Après avoir ouï l'interprétation du plan de quartier et du règlement communal proposée par chacune des parties, la présidente résume la situation et les deux thèses en présence. Elle invite les parties, vu les circonstances, à la recherche d'une solution transactionnelle. A cette fin l'audience est suspendue.
L'audience est reprise à 10h 35 à la demande des parties qui expliquent que la conciliation, qui a été tentée, n'a pas abouti.
Les parties complètent leurs explications. La compatibilité d'une démolition/ reconstruction/agrandissement du garage existant avec les art. 29 RPQ et 80 LATC est discutée. Le constructeur relève que si le garage existant est hors du périmètre d'implantation, il bénéficie de la garantie de la situation acquise, que l'agrandissement prévu se situe pour moitié dans le périmètre et que cet agrandissement est en outre projeté du côté opposé à la parcelle des recourants.
L'audience en salle est levée à 10h 40.
L'audience se poursuit sur la parcelle 169 de Montpreveyres en présence des parties qui précisent encore leur argumentation.

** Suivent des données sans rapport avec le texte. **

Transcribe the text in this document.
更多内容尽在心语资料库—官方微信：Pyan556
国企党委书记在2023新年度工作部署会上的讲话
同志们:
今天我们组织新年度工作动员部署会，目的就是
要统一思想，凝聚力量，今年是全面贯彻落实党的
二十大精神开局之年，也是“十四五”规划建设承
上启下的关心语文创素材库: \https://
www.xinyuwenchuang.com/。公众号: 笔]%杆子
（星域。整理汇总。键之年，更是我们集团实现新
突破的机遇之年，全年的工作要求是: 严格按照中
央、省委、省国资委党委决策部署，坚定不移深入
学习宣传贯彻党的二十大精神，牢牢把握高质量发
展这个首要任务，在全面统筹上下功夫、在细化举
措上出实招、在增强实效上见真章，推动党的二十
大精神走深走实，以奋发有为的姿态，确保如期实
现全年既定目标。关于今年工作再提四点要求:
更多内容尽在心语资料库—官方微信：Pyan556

François Villars remet en cause la qualité pour recourir de Pascal Jaques. Le garage existant ECA 151, qu'il projette de démolir et d'agrandir, est bordé d'une haie de thuyas, dont le sommet atteint l'avant-toit du garage; celui-ci est ainsi caché en grande partie à la vue du recourant, sous réserve de la toiture. Le garage et le cabanon projetés à l'Est de la parcelle 169 seront entièrement dissimulés par la maison principale du constructeur et échapperont totalement à la vue du recourant.

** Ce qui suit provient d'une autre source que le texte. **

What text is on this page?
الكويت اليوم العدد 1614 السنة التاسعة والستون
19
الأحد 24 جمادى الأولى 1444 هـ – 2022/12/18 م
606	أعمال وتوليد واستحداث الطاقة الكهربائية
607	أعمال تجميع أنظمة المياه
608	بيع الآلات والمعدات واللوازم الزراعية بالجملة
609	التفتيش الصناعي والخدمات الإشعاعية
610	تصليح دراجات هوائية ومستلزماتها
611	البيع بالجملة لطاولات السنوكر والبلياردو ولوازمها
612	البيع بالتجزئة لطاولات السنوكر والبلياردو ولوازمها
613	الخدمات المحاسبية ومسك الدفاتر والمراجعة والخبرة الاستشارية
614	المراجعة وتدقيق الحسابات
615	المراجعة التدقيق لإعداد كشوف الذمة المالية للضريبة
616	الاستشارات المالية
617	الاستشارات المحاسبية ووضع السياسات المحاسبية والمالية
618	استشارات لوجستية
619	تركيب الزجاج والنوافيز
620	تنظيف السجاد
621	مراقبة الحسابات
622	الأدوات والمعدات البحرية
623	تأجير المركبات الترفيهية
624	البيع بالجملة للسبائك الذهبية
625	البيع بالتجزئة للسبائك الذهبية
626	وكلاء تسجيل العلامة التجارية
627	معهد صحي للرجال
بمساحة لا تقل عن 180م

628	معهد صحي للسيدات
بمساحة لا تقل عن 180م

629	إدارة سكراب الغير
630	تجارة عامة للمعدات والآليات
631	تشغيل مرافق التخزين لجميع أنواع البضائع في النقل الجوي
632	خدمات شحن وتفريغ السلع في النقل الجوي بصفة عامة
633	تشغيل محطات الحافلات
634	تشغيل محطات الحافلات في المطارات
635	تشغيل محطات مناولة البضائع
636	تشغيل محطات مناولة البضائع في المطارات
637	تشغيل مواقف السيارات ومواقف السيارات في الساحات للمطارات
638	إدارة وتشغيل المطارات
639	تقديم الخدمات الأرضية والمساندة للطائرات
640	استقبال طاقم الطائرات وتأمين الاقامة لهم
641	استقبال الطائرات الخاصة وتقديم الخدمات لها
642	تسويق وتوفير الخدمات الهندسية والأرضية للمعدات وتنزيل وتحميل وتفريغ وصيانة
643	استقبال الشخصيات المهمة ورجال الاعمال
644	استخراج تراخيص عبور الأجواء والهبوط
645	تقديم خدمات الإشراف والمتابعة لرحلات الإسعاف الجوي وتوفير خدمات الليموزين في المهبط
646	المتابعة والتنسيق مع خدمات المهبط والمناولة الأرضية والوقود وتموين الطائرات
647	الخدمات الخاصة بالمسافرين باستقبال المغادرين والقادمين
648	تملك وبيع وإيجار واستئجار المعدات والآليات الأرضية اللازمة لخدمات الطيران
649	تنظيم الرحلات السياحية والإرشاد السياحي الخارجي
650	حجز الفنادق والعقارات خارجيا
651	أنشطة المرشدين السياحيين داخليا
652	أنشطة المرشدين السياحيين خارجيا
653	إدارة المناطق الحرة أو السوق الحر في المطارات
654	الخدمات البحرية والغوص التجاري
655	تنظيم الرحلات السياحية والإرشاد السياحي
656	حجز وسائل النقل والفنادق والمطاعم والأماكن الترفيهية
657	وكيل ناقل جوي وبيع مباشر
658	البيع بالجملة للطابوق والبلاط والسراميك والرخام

L'autorité intimée et le constructeur remarquent, s'agissant de la parcelle voisine 170 dont le chantier est en cours, que le permis de construire a été délivré en retenant que la surface bâtie maximum fixée par le plan de quartier (de 250 m2 en l'occurrence) s'appliquait au bâtiment d'habitation uniquement (dont la surface au sol atteint peu ou prou 250 m2) à l'exclusion des annexes, soit du garage prévu en limite de propriété avec la parcelle 169. La municipalité précise par ailleurs que les périmètres annexes ne correspondent pas à la surface constructible. Seuls des ouvrages respectant les conditions usuelles applicables aux dépendances peuvent y être érigés. Un garage de 50 m2 ne serait ainsi pas admissible. Enfin, la municipalité expose que la prise en considération des dépendances dans la surface bâtie maximum réduirait considérablement les possibilités de construire des bâtiments d'habitation; ainsi, pour une surface bâtie maximum de 100 m2, un garage double de 36 m2 ne laisserait plus qu'une surface bâtie de 64 m2 sur laquelle répartir, sur un niveau et des combles, une surface plancher de 150 m2.
Le recourant indique au contraire que l'exclusion des annexes de la surface bâtie maximum aboutit à une proportion illogique: un bâtiment d'habitation de 200 m2 au sol ne pourrait comporter que des demi-combles, sous peine de dépasser la surface plancher maximum de 300 m2. Il fait en outre observer au tribunal qu'aucune des parcelles du plan de quartier n'excède les surfaces bâties maximum (incluant les annexes), hormis la parcelle 169 du constructeur (érigée avant l'adoption du plan de quartier) et la parcelle 38 (issue d'une division de l'ancienne parcelle 299 [aujourd'hui parcelles 38 et 35] et d'une réunion d'une portion de l'ancienne parcelle 166 [aujourd'hui parcelle 46]). Il souhaite à cet égard que la municipalité confirme que les constructions de la parcelle 38 sont antérieures à l'adoption du plan de quartier.
Il est enfin constaté que le nouveau garage prévu à l'Est excède dans sa largeur (de 3,50 m) le périmètre d'implantation (de 3 m). Le futur cabanon déborde également de ce périmètre. (…)"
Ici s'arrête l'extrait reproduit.